Starts at the Sie Film Center on Dec. 2.
You will like this film if you enjoyed Mulholland Drive, Lost Highway, or The Black Dahlia.
Ray Donovan (Showtime)
“Tip the country on its side, and everything that falls loose lands in L.A.”
So says one of the main characters in Showtime’s can’t-take-your-eyes-away from gritty series, Ray Donovan. With four seasons in the can, the series has a devoted following and has been renewed for a fifth season. It has won several Golden Globe Awards and has been nominated for everything from Best Television Series to Best Actor in a Television Series. That best actor nominee, Liev Schreiber in the title role, is outstanding as the Irish-American, Boston-born, now L.A. resident who is a “fixer” for the rich and famous. He arranges bribes, he makes payoffs, he makes threats, and he does whatever it takes to clear his clients. Schreiber is cool, tough, street-smart, clever, sexy, and downright devious as the bruising and brooding lead character. He is the Michael Corleone of his world, and he alone makes the series worth watching.

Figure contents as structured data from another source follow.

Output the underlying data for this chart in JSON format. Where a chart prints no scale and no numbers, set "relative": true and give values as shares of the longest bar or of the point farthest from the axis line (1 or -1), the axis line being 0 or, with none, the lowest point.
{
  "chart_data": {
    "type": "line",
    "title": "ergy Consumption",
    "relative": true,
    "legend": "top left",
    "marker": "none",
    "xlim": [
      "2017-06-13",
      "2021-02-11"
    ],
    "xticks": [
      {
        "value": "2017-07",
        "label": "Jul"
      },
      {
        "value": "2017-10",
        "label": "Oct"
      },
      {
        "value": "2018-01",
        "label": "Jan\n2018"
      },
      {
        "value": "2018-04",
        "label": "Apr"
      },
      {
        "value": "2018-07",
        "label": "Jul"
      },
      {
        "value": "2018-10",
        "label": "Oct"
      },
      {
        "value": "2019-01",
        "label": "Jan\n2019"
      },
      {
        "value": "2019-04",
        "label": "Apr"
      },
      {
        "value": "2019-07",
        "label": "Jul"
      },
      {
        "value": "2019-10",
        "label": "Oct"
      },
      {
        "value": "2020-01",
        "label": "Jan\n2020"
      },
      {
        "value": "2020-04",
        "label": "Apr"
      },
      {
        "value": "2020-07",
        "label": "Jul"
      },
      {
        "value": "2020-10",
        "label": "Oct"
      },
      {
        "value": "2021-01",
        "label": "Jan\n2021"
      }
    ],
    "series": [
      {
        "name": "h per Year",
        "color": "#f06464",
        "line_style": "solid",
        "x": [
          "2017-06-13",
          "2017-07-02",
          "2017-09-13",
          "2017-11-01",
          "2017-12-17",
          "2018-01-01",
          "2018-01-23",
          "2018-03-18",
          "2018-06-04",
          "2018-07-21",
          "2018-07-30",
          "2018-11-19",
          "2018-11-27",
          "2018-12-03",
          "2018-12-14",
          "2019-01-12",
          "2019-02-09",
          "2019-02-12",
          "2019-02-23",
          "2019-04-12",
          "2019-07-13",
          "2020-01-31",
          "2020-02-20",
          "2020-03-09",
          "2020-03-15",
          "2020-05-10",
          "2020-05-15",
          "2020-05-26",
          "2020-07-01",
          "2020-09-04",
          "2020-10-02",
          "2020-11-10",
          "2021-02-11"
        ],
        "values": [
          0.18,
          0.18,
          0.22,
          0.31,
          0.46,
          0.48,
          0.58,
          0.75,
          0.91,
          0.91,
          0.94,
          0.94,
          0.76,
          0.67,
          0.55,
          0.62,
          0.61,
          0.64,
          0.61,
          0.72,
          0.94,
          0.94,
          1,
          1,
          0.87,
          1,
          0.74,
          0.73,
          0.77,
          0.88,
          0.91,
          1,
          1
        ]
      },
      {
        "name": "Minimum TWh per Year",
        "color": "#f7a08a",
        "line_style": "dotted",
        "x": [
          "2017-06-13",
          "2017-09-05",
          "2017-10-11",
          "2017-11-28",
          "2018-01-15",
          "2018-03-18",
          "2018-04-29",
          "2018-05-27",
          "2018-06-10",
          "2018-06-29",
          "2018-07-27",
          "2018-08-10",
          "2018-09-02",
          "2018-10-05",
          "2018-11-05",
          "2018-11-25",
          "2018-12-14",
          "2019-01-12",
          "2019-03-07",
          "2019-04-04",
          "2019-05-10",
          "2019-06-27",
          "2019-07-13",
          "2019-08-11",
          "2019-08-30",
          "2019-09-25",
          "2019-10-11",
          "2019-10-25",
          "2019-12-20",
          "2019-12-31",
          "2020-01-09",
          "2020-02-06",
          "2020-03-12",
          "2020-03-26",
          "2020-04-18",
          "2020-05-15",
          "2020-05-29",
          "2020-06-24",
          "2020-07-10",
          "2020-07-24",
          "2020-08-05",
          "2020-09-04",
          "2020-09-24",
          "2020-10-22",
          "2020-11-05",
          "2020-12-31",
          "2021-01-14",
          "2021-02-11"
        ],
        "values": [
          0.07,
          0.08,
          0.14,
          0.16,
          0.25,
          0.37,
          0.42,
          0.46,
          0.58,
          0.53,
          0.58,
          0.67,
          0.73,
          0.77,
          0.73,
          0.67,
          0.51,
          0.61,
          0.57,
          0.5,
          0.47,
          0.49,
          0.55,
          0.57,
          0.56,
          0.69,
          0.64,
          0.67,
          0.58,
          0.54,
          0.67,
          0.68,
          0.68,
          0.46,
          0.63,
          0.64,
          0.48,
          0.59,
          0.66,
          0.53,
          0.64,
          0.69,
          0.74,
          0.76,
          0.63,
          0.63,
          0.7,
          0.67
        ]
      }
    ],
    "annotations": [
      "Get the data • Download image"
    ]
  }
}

But there is much more to it than that. The entire ensemble cast is excellent: Jon Voight as the mercurial Mickey Donovan, Ray’s father; Paula Malcomson as Ray’s fiery wife Abby; Eddie Marsan and Dash Mihok as his brothers Bunchy and Terry; Stephen Bauer and Katherine Moennig as his loyal associates Avi and Lena; Pooch Hall as his half-brother Darryl; and Kerris Dorsey and Devon Bagby as his son and daughter Bridget and Conor. There is not a weak link in the group and all the actors work off each other naturally and viscerally. If you’ve followed this column over the years, you know that I always say good acting and good writing go hand-in-hand, and that couldn’t be more true here—the writing is spectacular.
Beyond the writing and acting, the production values are also top-notch. The cinematography is particularly good, and the editing is sharp and fast—many times the film will cross-cut between multiple storylines and then find common ground between them in the final scene. Such sequences remind of the brilliant baptism from The Godfather, marrying theme to form.
Season 1 starts out fast and the series really never slows down. As we race through the L.A. streets, we move as fast as the main character rushing to his next fix. Ray fixes for movie stars, sports stars, executives, rap stars, and even one self-help guru. The cast of characters with whom he comes in contact is never-ending and endlessly fascinating. You will race through the first four seasons as well, just happy that Ray never knocks on your door.
There is quite a bit of harsh language, nudity, sex, and violence.
You will like this show if you enjoyed Sons of Anarchy, Homeland, and/or Game of Thrones.
Available on-demand at Showtime or on Amazon.